Milliarden, Euro

EU investiert 1,3 Milliarden Euro in digitale Zukunft

20.11.2025 - 12:40:12

Brüssel – Die Europäische Kommission will den Kontinent digital fit machen: Mit einem Doppelschlag aus massivem Bürokratieabbau und milliardenschweren Investitionen soll Europa im globalen Tech-Wettlauf aufholen. Das Ziel? Start-ups und Mittelständler von regulatorischen Fesseln befreien – und gleichzeitig die technische Infrastruktur auf Weltklasse-Niveau bringen.

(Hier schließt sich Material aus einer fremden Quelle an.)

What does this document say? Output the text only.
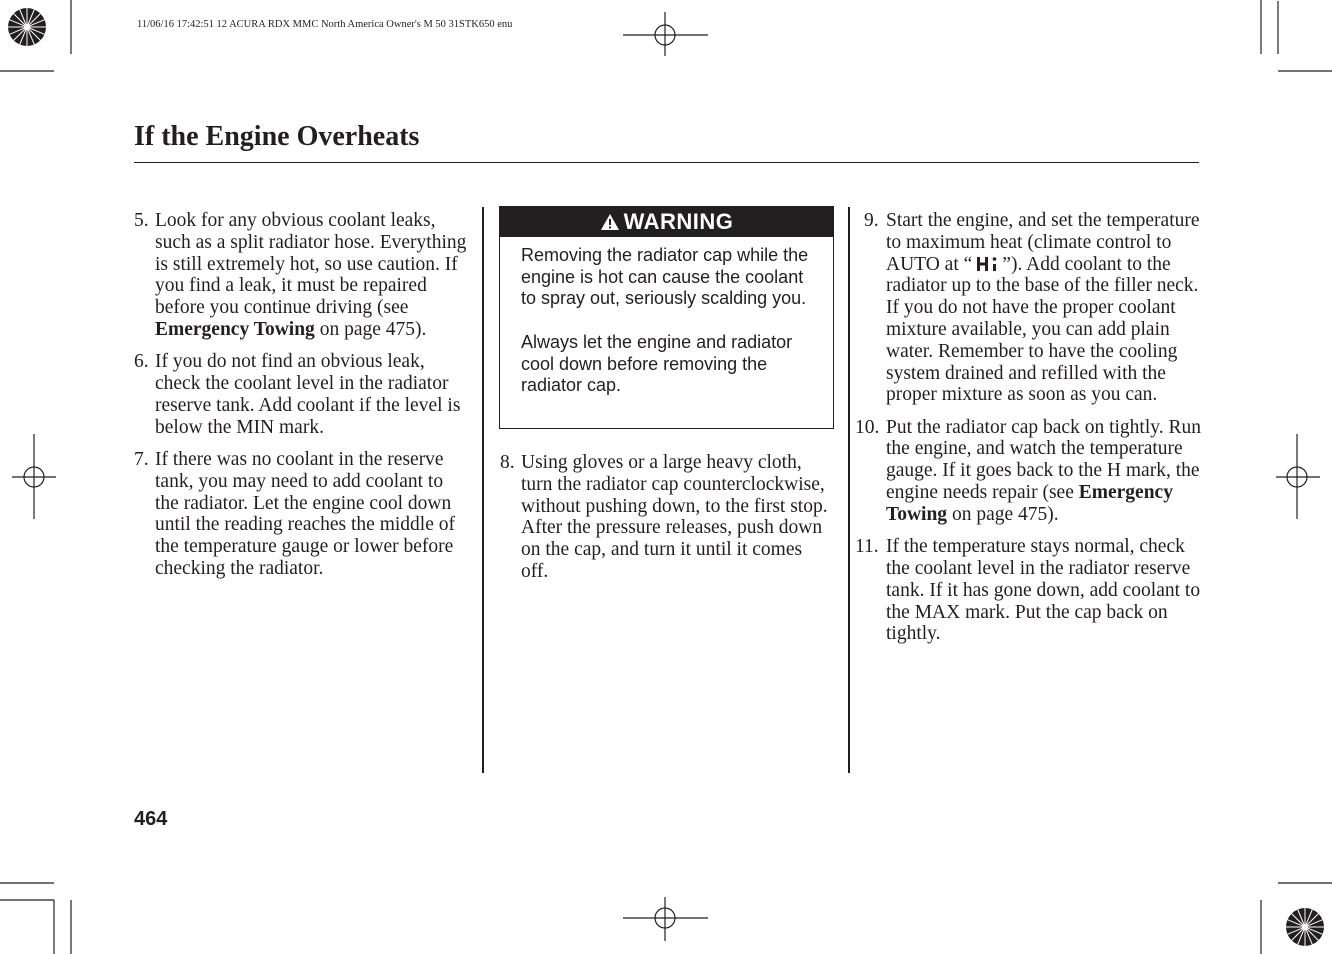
11/06/16 17:42:51 12 ACURA RDX MMC North America Owner's M 50 31STK650 enu
If the Engine Overheats
5. Look for any obvious coolant leaks, such as a split radiator hose. Everything is still extremely hot, so use caution. If you find a leak, it must be repaired before you continue driving (see Emergency Towing on page 475).
6. If you do not find an obvious leak, check the coolant level in the radiator reserve tank. Add coolant if the level is below the MIN mark.
7. If there was no coolant in the reserve tank, you may need to add coolant to the radiator. Let the engine cool down until the reading reaches the middle of the temperature gauge or lower before checking the radiator.
WARNING

Removing the radiator cap while the engine is hot can cause the coolant to spray out, seriously scalding you.

Always let the engine and radiator cool down before removing the radiator cap.

8. Using gloves or a large heavy cloth, turn the radiator cap counterclockwise, without pushing down, to the first stop. After the pressure releases, push down on the cap, and turn it until it comes off.
9. Start the engine, and set the temperature to maximum heat (climate control to AUTO at “ ”). Add coolant to the radiator up to the base of the filler neck. If you do not have the proper coolant mixture available, you can add plain water. Remember to have the cooling system drained and refilled with the proper mixture as soon as you can.
10. Put the radiator cap back on tightly. Run the engine, and watch the temperature gauge. If it goes back to the H mark, the engine needs repair (see Emergency Towing on page 475).
11. If the temperature stays normal, check the coolant level in the radiator reserve tank. If it has gone down, add coolant to the MAX mark. Put the cap back on tightly.
464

Gestern stellte die für Technologie-Souveränität zuständige Vizepräsidentin Henna Virkkunen das „Digital Omnibus”-Paket vor: Ein Gesetzesvorschlag, der Unternehmen jährlich rund 5 Milliarden Euro an Verwaltungskosten ersparen soll. Parallel dazu läuft bereits das 1,3-Milliarden-Euro-Programm „Digital Europe”, das in Cybersicherheit, KI und digitale Kompetenzen fließt.

Kernstück der Initiative ist das Digital Omnibus – ein gezielter Angriff auf die berüchtigte EU-Bürokratie. Die Kommission reagiert damit auf jahrelange Klagen der Industrie über ein undurchdringliches Dickicht sich überlappender Digitalvorschriften.

„Wir haben Talente, Infrastruktur und einen großen Binnenmarkt”, erklärte Virkkunen. „Doch unsere Unternehmen – vor allem Start-ups und kleine Betriebe – ersticken unter starren Regelschichten. Weniger Bürokratie schafft Raum für Innovation.”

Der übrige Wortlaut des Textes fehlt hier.